GUEST COMMENTARY: Public school whistle-blowers shouldn't face retaliation

Tuesday, November 8, 2011 | 6:20 p.m. CST

It seems like new reports of scandalous cheating schemes or other wrongdoing at public schools emerge every week. In cities including New York and Tulsa, Okla., the problem of school corruption is widespread.

What can be done? There's no surefire solution. Teachers and administrators alike are under pressure to see that an increasing number of objectives is met.

The pressure to achieve results can be unbearable. Waste, fraud and abuse can happen in any bureaucracy — and public schools aren't immune to those scourges.

There is, however, one easy and important solution our nation can implement to stem corruption and help curb cheating scandals. The federal government should institute whistle-blower protections for all school and district staff.

Consider these recent incidents. Philadelphia flagged 28 schools for an improbable amount of erasures and unlikely gains in test scores.

A scandal erupted in Atlanta when evidence of cheating incriminated nearly half of its 100 schools.

New York substantiated 14 different cases of high school educators helping students cheat on tests, with more than 1,000 others remaining to be investigated.

But the problem doesn't stop with cheating.

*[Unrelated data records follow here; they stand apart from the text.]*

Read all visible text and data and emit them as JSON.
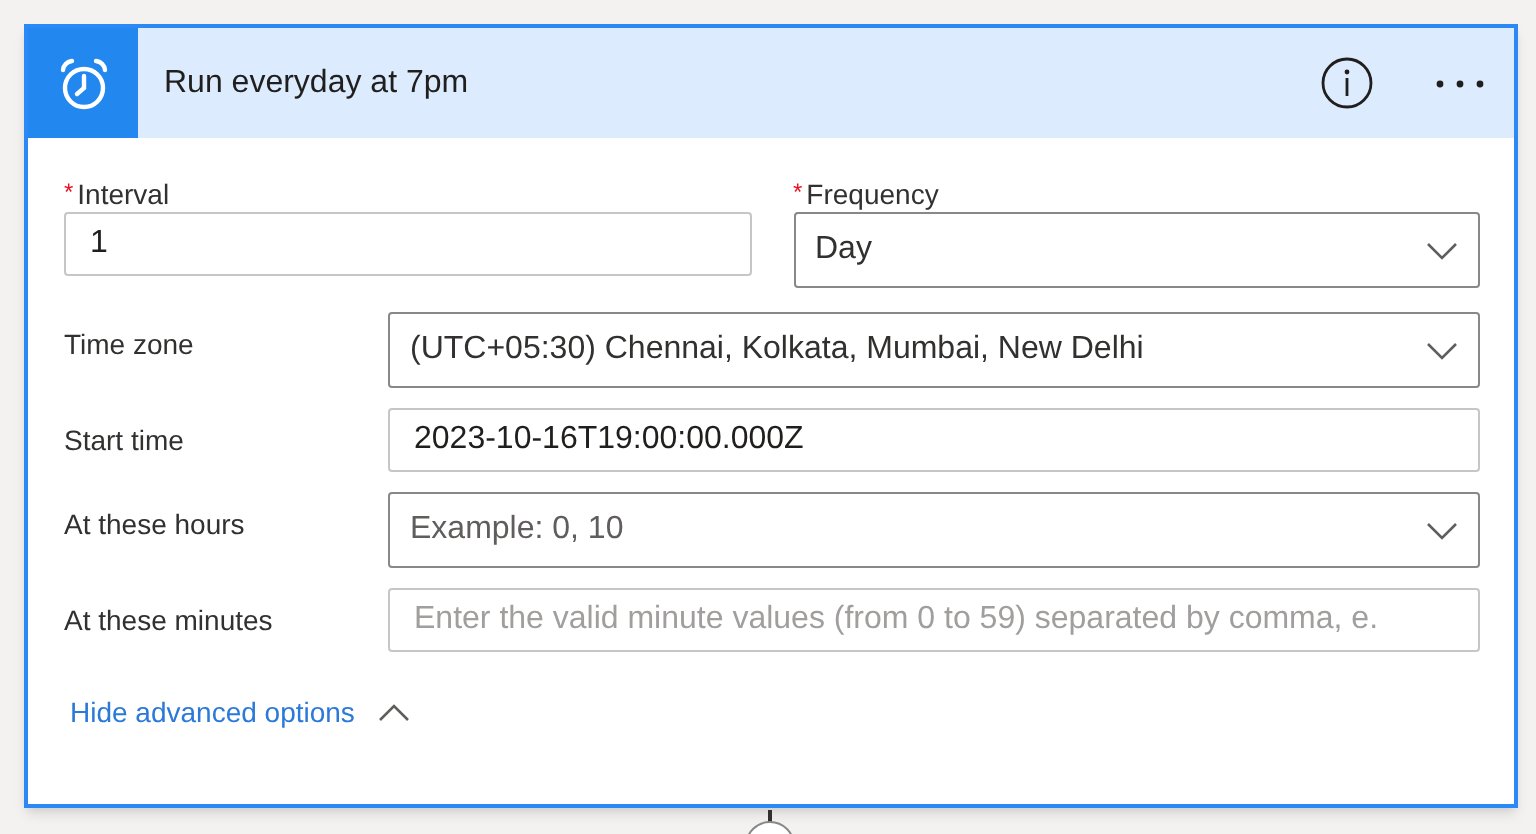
{
  "card": {
    "title": "Run everyday at 7pm"
  },
  "required_fields": [
    {
      "label": "Interval",
      "required_mark": "*",
      "kind": "text",
      "value": "1"
    },
    {
      "label": "Frequency",
      "required_mark": "*",
      "kind": "dropdown",
      "value": "Day"
    }
  ],
  "fields": [
    {
      "label": "Time zone",
      "kind": "dropdown",
      "value": "(UTC+05:30) Chennai, Kolkata, Mumbai, New Delhi"
    },
    {
      "label": "Start time",
      "kind": "text",
      "value": "2023-10-16T19:00:00.000Z"
    },
    {
      "label": "At these hours",
      "kind": "dropdown",
      "placeholder": "Example: 0, 10"
    },
    {
      "label": "At these minutes",
      "kind": "text",
      "placeholder": "Enter the valid minute values (from 0 to 59) separated by comma, e."
    }
  ],
  "advanced_link": {
    "label": "Hide advanced options",
    "expanded": true
  }
}
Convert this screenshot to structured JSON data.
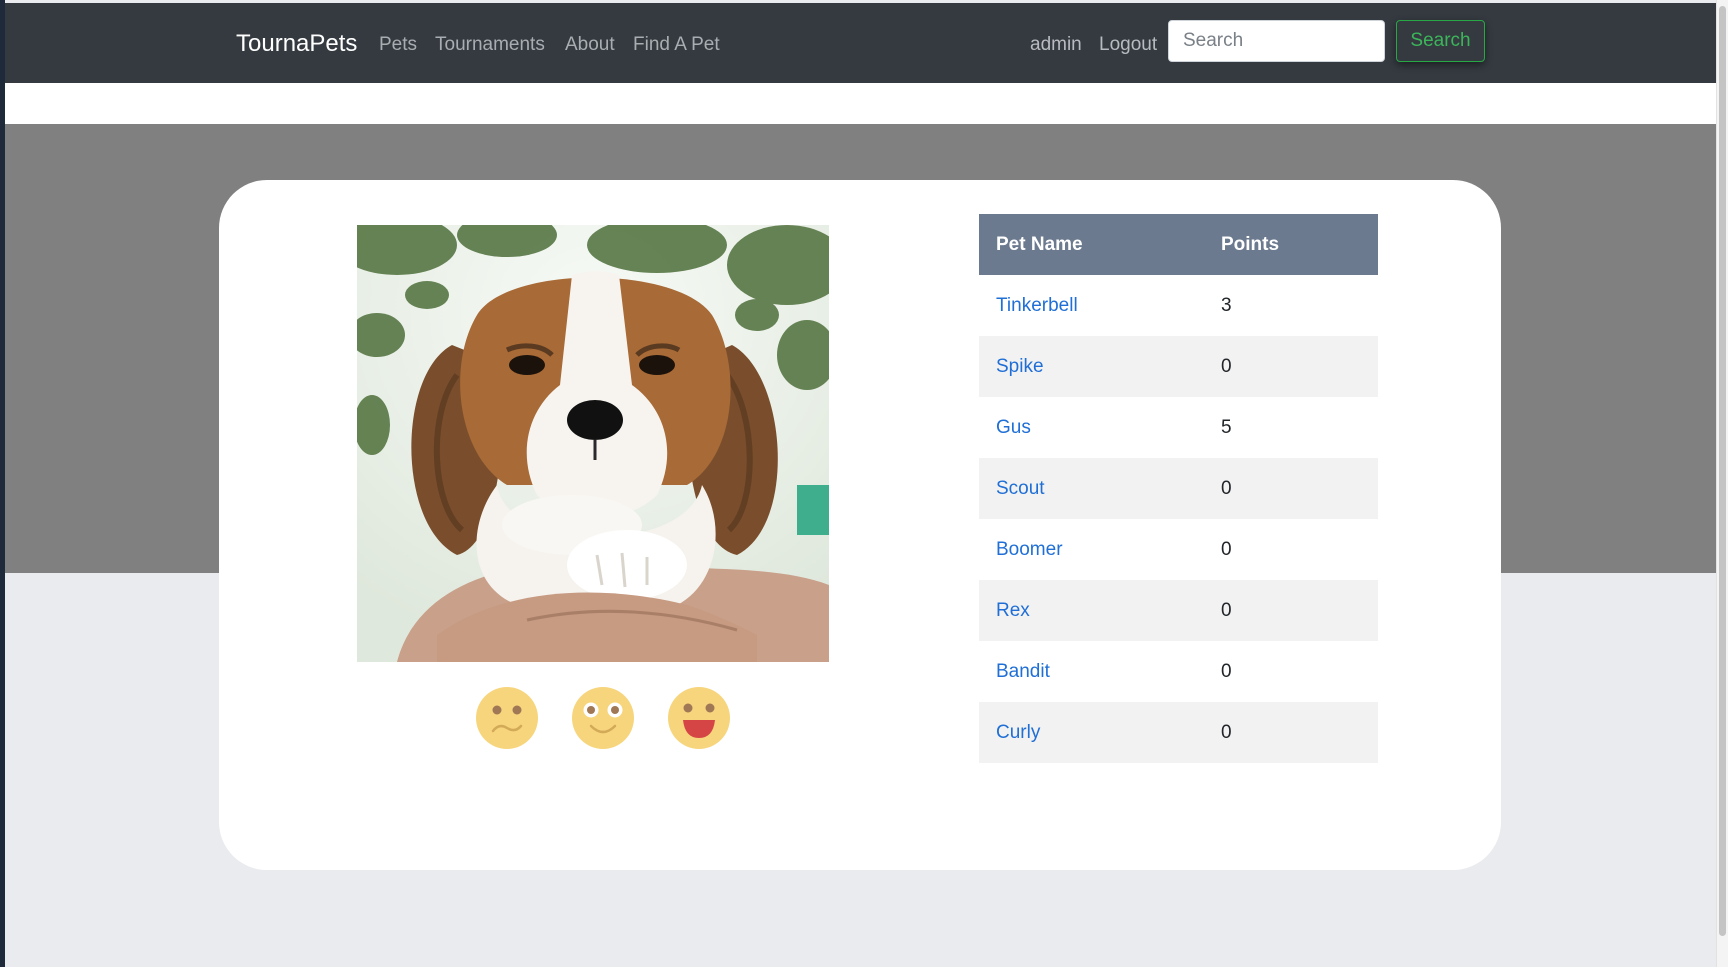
{
  "navbar": {
    "brand": "TournaPets",
    "links": [
      "Pets",
      "Tournaments",
      "About",
      "Find A Pet"
    ],
    "user": "admin",
    "logout": "Logout",
    "search_placeholder": "Search",
    "search_button": "Search"
  },
  "voting": {
    "photo_icon": "beagle-puppy-photo",
    "buttons": [
      {
        "name": "sad-face-icon"
      },
      {
        "name": "smile-face-icon"
      },
      {
        "name": "laugh-face-icon"
      }
    ]
  },
  "table": {
    "headers": [
      "Pet Name",
      "Points"
    ],
    "rows": [
      {
        "name": "Tinkerbell",
        "points": "3"
      },
      {
        "name": "Spike",
        "points": "0"
      },
      {
        "name": "Gus",
        "points": "5"
      },
      {
        "name": "Scout",
        "points": "0"
      },
      {
        "name": "Boomer",
        "points": "0"
      },
      {
        "name": "Rex",
        "points": "0"
      },
      {
        "name": "Bandit",
        "points": "0"
      },
      {
        "name": "Curly",
        "points": "0"
      }
    ]
  },
  "colors": {
    "navbar_bg": "#343a40",
    "header_row": "#6c7a8f",
    "link": "#1f6fd6",
    "search_button": "#28a745",
    "emoji_face": "#f7d57d"
  }
}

There are constant reports about school staff being harassed, or even fired, for bringing misdeeds to light.

In New Orleans, a state education official was fired for calling out problems at a local charter school, such as a bribe offered in return for a clean audit.

In Florida, a superintendent allegedly created a hostile work environment for an employee after she spoke out about the superintendent's proposed budget cuts.

In Tulsa, an athletics department employee alleged that invoices were doctored and certain vendors were favored.

The list goes on.

Most school employees want to improve their schools. But it's hard for them to protect their institutions when neither their school districts nor the legal system protect them from retaliation. For every whistle-blower brave enough to come forward, there are dozens or even hundreds who remain in the shadows.

Why? Becoming a whistle-blower is a big risk. Speaking the truth about workplace wrongdoing often wrecks careers through smear campaigns or even firing. Whistle-blowers find themselves blacklisted from their industries and unable to support their family.

It shouldn't be that way. Currently, there are no specific federal protections for whistle-blowers who work for public schools or school systems. That leaves it up to the states to fill the void, and their protections can be extremely weak.

The U.S. Department of Education could help fix this problem by recommending or mandating that schools have a whistle-blower protection system in place. Barring that, a national system for school staff to report wrongdoing could be created.

It would demonstrate to educators that their voice matters. A functional, national hotline for reporting wrongdoing would go a long way, too.

One would think the Education Department would welcome any help it could get. However, its own whistle-blower record leaves a lot to be desired. According to the latest report to Congress from the department's inspector general, the agency received 22 whistle-blower complaints related to the use of Recovery Act funds. However, only one of those "met the Recovery Act's criteria" and was therefore fully investigated.

The Inspector General's office also told Congress it opposed what it viewed as an unnecessary proposal to mandate that the Education Department hire a whistle-blower protection ombudsman to advocate for teachers and school administrators who speak out when they witness tampering with student scores or other wrongdoing.

All of this isn't quite the bee's knees for whistle-blowers, is it?

It's too hard today for educators to stop institutional cheating in its tracks, and that sets a terrible example for our kids. Federal protection for education whistle-blowers would go a long way toward cultivating a culture at public schools that rewards the courage of those who speak out.

Hannah Johnson is a communications associate at the Government Accountability Project, the nation's leading whistle-blower protection organization.